Bagian Dua

13 1 0
                                    

Sedikit lega. Karena sudah menumpahkan sesak dada yang bertengger di hati. Meraung seperti anak kecil di samping Askar di atap sekolah. Dan, cowok itu pun tak berkata sepatah pun. Membiarkaku dengan racauan tangis yang tak kuingat sama sekali. Sekarang lihatlah mataku, masih bengkak.

"Sial!" gumamku sembari mengenakan kacamata hitam. Aku melangkah keluar dari toilet sekolah. "Astaga!" Kejutku mendapati seorang cewek yang selalu, aghhh! Kenapa dia selalu membuatku jantungan?!

"Sudah selesai?"

Sial! Itu pertanyaan atau ejekan? Karena tadi dia menemukanku sedang menangis di atap. Makanya aku menyudahi acara mewek seperti anak kecil dan berlari ke sini untuk membersihkan wajah.

"Payah!"

"Ka-kau bilang apa?" Aku meninggikan suara. Yak! Makhluk satu ini sungguh menjengkelkan dengan nada dan eksprsi yang dingin.

"Dasar cengeng!"

Aku menggertakkan gigi. Kata payah ditambah cengeng?

Aiiish! Itu ... itu ....

"Hei!" hardikku melihatnya sudah meninggalkanku seorang diri. Apa maunya cewek itu?

***

"Selamat datang, Tuan," kata pria paruh baya berpakaian rapi, berjas hitam. Mereka adalah penjaga yang menjaga di pintu depan.

Tanpa memedulikan, aku melangkah hingga menaiki anak tangga. Karena kamarku berada di lantai dua.

"Sayang, kamu sudah pulang?"

Aku berhenti pada anak tangga ke tujuh lalu membalik badan, menatap wanita berumur 35 tahun dengan lipstik tebal merah merona. Pakaiannya yang ekstrim, maksudku super ketat hingga tampak belah ... ah, itu tampak menjijikkan. Benarkah dia ibuku?

Tidak!

Ibuku hanya satu. Bukan dia yang seenaknya mengaku-ngaku telah melahirkanku ke dunia ini.

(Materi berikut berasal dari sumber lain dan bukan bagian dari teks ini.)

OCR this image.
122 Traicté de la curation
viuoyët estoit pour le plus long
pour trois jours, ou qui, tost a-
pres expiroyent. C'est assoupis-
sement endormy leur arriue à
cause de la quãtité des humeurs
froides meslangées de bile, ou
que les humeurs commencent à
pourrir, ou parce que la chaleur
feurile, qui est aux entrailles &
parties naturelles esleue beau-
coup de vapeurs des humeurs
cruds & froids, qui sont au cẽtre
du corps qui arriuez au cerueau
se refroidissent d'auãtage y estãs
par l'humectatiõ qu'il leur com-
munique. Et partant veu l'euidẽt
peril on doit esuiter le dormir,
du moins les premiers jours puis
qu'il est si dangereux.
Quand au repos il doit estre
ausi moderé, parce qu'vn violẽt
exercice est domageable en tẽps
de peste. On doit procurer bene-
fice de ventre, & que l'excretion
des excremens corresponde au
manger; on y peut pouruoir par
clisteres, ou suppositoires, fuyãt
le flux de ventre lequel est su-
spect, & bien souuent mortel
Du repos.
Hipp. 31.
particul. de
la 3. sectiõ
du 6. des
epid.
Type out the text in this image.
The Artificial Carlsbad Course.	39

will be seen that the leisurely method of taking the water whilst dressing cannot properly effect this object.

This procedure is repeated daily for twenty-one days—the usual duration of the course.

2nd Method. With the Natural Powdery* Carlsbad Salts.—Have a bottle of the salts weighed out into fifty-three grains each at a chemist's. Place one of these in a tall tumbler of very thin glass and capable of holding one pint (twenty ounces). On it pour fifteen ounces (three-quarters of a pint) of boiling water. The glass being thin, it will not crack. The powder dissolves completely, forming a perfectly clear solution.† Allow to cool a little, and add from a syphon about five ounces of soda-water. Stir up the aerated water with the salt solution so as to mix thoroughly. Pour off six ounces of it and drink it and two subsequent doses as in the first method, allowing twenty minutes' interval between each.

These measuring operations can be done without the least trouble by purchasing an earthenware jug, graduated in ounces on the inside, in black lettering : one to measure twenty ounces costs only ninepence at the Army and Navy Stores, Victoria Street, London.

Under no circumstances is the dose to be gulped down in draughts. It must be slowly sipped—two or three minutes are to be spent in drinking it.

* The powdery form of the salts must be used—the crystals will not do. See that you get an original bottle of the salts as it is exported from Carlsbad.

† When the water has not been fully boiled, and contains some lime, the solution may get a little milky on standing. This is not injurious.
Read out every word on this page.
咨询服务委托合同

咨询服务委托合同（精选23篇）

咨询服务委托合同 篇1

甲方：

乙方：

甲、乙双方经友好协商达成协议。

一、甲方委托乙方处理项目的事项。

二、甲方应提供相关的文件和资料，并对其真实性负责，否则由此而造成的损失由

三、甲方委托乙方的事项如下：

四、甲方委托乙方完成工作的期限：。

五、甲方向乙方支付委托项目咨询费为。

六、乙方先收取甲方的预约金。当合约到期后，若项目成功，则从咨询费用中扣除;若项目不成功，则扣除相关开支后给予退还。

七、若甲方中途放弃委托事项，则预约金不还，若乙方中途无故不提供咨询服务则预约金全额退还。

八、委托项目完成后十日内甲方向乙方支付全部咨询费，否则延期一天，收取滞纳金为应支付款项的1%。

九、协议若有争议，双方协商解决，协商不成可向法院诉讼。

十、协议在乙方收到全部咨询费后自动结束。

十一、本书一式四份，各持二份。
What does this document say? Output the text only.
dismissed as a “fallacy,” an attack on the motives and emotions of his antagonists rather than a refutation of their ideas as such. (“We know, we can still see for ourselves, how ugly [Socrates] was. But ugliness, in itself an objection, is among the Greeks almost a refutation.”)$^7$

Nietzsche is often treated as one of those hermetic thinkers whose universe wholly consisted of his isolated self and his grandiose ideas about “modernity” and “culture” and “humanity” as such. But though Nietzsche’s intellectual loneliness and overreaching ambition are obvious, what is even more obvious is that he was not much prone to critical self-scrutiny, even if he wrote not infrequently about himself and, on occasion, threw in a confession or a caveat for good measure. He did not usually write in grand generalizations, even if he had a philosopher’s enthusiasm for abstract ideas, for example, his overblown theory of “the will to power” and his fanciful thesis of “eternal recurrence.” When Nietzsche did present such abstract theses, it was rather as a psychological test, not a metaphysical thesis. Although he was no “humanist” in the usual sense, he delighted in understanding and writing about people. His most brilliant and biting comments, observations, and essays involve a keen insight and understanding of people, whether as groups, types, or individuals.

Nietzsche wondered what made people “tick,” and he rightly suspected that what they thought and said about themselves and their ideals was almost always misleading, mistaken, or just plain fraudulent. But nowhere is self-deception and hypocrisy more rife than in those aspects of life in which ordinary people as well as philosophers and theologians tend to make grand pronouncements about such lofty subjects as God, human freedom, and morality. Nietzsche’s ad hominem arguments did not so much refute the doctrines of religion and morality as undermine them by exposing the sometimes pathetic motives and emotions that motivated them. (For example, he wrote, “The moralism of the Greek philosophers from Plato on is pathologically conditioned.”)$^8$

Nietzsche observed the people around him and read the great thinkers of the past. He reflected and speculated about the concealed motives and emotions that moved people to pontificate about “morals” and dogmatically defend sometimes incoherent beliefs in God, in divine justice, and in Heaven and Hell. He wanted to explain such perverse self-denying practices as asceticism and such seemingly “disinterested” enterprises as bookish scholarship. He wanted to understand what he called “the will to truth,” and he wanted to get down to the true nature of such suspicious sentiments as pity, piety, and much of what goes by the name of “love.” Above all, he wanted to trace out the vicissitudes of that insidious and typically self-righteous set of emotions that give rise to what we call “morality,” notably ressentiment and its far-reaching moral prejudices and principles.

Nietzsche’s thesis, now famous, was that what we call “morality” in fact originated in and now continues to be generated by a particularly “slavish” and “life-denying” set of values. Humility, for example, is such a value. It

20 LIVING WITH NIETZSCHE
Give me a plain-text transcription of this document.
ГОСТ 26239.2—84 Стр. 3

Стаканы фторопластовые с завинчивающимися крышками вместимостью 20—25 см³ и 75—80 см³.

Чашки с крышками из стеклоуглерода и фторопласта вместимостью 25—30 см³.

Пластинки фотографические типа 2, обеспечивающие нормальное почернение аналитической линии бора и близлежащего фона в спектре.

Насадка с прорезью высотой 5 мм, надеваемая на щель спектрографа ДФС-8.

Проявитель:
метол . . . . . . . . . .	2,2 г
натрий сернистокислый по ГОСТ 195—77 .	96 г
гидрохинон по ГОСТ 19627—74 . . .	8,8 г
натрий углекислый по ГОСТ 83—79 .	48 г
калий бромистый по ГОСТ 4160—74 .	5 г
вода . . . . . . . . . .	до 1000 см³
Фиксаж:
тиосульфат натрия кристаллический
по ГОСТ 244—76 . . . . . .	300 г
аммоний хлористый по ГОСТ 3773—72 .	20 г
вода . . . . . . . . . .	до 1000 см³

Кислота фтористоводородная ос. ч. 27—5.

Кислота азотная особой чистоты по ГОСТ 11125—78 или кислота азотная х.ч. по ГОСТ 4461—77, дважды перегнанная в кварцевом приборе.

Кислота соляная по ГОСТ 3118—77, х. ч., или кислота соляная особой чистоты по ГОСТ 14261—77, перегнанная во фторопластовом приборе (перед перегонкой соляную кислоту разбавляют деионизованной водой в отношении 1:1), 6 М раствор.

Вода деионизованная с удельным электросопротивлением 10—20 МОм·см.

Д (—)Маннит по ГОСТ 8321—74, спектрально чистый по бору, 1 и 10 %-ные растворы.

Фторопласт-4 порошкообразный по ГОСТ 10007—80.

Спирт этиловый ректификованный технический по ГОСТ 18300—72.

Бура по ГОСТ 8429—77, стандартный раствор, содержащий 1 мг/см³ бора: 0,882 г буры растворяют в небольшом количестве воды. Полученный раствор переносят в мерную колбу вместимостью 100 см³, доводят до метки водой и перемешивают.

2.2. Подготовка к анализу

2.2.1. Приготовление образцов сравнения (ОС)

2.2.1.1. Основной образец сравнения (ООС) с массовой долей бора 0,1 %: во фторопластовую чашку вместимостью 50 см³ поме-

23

"Zero, papamu ingin bicara."

"Aku lelah," ujarku seraya melangkah menuju kamar. Aku tidak ingin mendengarkannya. Apalagi menjadi seperti dirinya. Tidak akan pernah. Bisakah aku menjalani hidup ini dengan damai?

"Zero ...." Ketukan pintu dari luar. Wanita itu terus memanggil-manggil namaku.

"Berisik," gumamku sembari melempar tas sembarangan--mengacak rambutku yang mulai panjang.

Lelah. Terpaksa aku membukakan pintuk untuknya.

"Apa?"

"Kau masih marah sama mama?"

Aku tidak tahu air mata yang menggenang di matanya saat ini. Asli atau palsu.

"Ibuku cuma Aline," kataku.

"Kau sangat membenciku?" Air matanya menetes membasahi pipi.

Kalau boleh jujur. Sangat. Aku sangat membencinya, jika boleh memilih, aku ingin tinggal bersama Ibu Aline dan Ayah Ariel. Akh! Kenapa dia tiba-tiba muncul dan mengaku-ngaku sebagai ibuku? Begitu juga orang yang bernama Aras selaku ketua mavia, mengaku-ngaku sebagai ayahku.

"Zero, dengarkan mama. Saat itu mama terpaksa menitipkanmu pada Aline. Itu semua kami lakukan agar kamu selamat, Sayang! Mama tidak ingin mereka menyakitimu--"

Aku mengangkat tangan mengisyaratkan 'setop'. Aku tidak ingin mendengarkan penjelasan apa pun.

"Apa keluarga ini begitu buruk di matamu?" tanyanya yang membuatku mengatupkan mulut semakin rapat. Air mata wanita itu sudah menganak sungai.